The context of this question is that I am trying to use the maxmind java api in a pig script that I have written... I do not think that knowing about either is necessary to answer the question, however.

The maxmind API has a constructor which requires a path to a file called GeoIP.dat, which is a comma delimited file which has the information it needs.

I have a jar file which contains the API, as well as a wrapping class which instantiates the class and uses it. My idea is to package the GeoIP.dat file into the jar, and then access it as a resource in the jar file. The issue is that I do not know how to construct a path that the constructor can use.

Looking at the API, this is how they load the file:

public LookupService(String databaseFile) throws IOException {
    this(new File(databaseFile));
}


public LookupService(File databaseFile) throws IOException {
    this.databaseFile = databaseFile;
    this.file = new RandomAccessFile(databaseFile, "r");
    init();
}

I only paste that because I am not averse to editing the API itself to make this work, if necessary, but do not know how I could replicate the functionality I as such.
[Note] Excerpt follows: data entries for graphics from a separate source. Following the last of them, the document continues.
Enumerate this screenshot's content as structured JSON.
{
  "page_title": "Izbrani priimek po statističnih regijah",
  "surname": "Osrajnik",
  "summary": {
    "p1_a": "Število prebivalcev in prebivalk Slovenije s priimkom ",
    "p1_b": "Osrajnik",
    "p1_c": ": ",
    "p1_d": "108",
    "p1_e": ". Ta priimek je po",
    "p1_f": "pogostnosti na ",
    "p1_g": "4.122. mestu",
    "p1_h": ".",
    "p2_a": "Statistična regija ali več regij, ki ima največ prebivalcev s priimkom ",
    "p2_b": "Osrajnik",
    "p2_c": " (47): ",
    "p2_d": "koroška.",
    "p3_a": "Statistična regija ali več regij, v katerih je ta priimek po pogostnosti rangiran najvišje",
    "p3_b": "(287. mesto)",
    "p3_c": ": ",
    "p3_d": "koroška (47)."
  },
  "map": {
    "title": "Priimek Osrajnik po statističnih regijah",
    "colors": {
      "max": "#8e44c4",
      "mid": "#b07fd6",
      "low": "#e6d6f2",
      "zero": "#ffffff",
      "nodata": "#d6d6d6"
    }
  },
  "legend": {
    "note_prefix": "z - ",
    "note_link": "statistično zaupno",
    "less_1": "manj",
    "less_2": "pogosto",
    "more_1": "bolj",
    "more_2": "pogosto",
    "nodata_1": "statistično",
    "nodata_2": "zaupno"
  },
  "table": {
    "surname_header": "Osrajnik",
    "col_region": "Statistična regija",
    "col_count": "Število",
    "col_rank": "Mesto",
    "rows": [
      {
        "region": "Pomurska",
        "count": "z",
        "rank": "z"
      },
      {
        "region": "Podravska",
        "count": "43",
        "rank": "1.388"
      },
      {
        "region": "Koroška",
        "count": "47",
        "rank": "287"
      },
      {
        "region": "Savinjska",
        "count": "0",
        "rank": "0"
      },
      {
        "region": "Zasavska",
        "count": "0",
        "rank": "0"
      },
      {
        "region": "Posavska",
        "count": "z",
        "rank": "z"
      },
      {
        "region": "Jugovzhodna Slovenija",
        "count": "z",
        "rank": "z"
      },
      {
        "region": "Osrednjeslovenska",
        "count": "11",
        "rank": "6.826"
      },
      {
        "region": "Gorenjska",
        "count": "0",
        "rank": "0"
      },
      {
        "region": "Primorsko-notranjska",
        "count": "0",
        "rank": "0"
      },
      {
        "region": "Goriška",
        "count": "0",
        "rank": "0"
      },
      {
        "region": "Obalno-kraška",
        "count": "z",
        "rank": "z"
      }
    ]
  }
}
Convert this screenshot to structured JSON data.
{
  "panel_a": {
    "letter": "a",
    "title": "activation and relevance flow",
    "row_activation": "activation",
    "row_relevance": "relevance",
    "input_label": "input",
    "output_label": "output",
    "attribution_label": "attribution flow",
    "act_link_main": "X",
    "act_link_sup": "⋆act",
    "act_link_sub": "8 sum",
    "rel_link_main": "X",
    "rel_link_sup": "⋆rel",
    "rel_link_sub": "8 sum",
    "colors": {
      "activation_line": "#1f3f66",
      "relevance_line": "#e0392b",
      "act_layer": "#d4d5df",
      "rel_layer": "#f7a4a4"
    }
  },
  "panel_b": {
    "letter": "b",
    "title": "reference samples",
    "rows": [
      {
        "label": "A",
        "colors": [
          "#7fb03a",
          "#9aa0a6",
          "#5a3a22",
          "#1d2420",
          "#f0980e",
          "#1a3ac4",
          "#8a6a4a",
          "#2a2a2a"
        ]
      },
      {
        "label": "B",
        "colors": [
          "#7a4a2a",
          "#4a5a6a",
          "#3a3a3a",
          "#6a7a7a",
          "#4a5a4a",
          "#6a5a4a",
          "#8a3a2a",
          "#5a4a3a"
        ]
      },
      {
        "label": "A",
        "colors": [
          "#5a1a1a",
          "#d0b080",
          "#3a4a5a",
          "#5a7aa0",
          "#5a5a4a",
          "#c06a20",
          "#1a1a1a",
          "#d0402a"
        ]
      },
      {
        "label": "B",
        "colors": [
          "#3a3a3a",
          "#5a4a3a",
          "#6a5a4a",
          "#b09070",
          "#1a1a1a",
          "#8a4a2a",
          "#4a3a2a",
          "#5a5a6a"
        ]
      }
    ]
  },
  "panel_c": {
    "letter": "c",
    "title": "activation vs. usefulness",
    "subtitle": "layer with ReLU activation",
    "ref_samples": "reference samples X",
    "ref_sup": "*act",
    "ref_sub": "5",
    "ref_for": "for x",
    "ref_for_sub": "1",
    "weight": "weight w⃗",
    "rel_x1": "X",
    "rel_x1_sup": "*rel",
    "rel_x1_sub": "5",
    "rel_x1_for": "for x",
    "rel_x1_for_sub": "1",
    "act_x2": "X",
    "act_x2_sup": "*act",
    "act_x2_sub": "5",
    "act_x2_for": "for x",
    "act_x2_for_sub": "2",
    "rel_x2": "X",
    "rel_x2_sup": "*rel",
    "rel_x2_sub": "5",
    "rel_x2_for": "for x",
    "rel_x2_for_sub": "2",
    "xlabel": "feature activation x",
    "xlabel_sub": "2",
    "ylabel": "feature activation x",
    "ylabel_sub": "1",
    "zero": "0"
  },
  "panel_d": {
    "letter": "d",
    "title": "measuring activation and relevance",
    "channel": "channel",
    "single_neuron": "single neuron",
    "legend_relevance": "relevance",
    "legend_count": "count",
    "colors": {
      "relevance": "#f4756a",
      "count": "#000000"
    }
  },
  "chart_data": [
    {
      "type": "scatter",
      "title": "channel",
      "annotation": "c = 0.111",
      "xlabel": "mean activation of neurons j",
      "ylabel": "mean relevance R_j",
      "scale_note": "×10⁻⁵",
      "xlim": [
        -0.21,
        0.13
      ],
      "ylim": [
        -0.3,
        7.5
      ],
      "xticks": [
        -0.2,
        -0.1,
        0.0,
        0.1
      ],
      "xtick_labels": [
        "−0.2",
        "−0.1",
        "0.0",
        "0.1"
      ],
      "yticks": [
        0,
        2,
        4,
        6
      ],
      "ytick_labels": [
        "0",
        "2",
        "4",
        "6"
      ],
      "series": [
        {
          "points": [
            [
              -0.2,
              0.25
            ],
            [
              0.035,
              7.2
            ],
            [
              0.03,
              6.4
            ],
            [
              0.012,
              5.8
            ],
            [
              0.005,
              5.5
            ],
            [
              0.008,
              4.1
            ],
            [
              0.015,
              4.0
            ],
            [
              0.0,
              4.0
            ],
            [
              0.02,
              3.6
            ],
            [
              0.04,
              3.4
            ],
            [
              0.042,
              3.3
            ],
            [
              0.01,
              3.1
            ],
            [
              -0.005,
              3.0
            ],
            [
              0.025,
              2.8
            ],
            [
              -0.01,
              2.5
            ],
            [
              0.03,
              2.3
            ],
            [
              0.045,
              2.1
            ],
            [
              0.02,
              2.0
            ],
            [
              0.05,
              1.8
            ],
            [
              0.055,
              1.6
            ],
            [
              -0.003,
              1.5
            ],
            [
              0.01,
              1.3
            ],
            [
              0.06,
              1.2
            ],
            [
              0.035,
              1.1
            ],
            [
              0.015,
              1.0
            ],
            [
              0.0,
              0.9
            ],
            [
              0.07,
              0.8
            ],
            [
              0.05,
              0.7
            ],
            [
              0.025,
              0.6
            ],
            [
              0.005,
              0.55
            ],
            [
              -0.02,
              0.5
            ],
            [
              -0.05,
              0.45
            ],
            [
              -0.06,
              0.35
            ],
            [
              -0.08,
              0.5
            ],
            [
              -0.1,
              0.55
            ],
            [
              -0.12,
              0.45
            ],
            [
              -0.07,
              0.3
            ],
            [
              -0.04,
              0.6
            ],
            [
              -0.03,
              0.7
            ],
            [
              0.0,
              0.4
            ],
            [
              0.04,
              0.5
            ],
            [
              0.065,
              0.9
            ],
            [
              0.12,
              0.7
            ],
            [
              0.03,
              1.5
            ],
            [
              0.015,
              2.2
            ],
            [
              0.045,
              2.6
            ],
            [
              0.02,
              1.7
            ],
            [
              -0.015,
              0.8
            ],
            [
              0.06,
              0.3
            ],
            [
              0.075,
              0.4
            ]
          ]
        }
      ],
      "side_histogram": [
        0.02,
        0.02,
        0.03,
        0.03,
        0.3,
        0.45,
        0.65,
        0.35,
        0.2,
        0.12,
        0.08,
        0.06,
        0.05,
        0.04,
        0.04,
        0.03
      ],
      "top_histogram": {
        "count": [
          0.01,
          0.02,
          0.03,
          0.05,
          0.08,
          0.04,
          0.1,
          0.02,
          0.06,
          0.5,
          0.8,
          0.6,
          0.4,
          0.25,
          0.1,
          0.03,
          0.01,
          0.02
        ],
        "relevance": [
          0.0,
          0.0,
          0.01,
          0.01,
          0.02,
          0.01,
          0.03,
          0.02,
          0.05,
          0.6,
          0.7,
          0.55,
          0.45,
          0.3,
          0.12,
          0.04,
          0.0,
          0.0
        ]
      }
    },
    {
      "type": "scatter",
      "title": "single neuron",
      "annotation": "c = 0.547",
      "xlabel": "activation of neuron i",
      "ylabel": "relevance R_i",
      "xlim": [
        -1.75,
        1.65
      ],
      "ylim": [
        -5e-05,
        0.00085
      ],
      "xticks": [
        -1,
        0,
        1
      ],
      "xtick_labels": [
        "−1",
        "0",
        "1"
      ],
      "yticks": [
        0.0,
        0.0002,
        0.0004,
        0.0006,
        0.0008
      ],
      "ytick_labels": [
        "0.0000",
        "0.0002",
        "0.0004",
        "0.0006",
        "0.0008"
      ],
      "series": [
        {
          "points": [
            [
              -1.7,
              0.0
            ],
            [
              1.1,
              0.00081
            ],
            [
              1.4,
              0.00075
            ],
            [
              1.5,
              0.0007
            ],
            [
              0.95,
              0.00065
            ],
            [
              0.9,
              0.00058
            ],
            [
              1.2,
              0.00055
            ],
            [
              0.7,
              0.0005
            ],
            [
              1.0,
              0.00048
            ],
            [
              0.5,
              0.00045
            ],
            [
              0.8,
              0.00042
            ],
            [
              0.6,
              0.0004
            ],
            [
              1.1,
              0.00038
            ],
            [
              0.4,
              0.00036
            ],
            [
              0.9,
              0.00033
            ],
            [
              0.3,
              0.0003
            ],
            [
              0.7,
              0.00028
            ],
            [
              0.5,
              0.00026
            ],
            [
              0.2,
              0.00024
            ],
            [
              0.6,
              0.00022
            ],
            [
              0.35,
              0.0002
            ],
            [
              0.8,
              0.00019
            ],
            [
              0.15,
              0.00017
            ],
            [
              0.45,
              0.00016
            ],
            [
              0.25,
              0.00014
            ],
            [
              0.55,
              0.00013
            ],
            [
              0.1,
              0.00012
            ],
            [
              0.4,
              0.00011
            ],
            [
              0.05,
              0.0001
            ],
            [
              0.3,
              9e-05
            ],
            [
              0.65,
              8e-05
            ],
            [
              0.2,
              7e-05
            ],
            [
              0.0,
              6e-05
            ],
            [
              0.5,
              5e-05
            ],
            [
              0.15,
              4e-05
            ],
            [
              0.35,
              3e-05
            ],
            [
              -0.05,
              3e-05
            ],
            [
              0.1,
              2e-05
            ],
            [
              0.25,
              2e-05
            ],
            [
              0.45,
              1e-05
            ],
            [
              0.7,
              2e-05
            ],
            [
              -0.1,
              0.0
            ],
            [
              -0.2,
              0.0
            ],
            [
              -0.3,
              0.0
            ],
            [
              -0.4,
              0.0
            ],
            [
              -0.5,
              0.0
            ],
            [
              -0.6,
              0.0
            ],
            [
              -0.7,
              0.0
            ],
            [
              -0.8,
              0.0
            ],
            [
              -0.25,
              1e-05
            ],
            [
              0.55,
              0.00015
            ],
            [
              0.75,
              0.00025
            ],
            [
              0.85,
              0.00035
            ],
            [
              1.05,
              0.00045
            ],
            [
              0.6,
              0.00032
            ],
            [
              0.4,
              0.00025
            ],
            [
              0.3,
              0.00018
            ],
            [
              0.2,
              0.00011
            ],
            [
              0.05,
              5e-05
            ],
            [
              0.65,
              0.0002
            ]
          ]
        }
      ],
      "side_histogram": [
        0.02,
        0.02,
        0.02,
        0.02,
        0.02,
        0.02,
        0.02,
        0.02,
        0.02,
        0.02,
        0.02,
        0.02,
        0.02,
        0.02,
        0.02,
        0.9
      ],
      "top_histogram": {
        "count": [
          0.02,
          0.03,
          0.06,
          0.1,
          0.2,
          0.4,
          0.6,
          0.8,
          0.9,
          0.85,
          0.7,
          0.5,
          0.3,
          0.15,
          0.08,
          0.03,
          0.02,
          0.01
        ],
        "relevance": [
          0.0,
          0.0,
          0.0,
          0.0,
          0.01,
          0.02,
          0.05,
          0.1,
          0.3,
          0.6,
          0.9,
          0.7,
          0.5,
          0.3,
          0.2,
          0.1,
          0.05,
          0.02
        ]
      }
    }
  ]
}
Ideally I'd like to get it into the file form, though, or else editing the API will be quite a chore.

Is this possible?

Answer 1

Try:

new File(MyWrappingClass.class.getResource(<resource>).toURI())

Answer 2

dump your data to a temp file, and feed the temp file to it.

File tmpFile = File.createTempFile("XX", "dat");
tmpFile.deleteOnExit();

InputStream is = MyClass.class.getResourceAsStream("/path/in/jar/XX.dat");
OutputStream os = new FileOutputStream(tmpFile)

read from is, write to os, close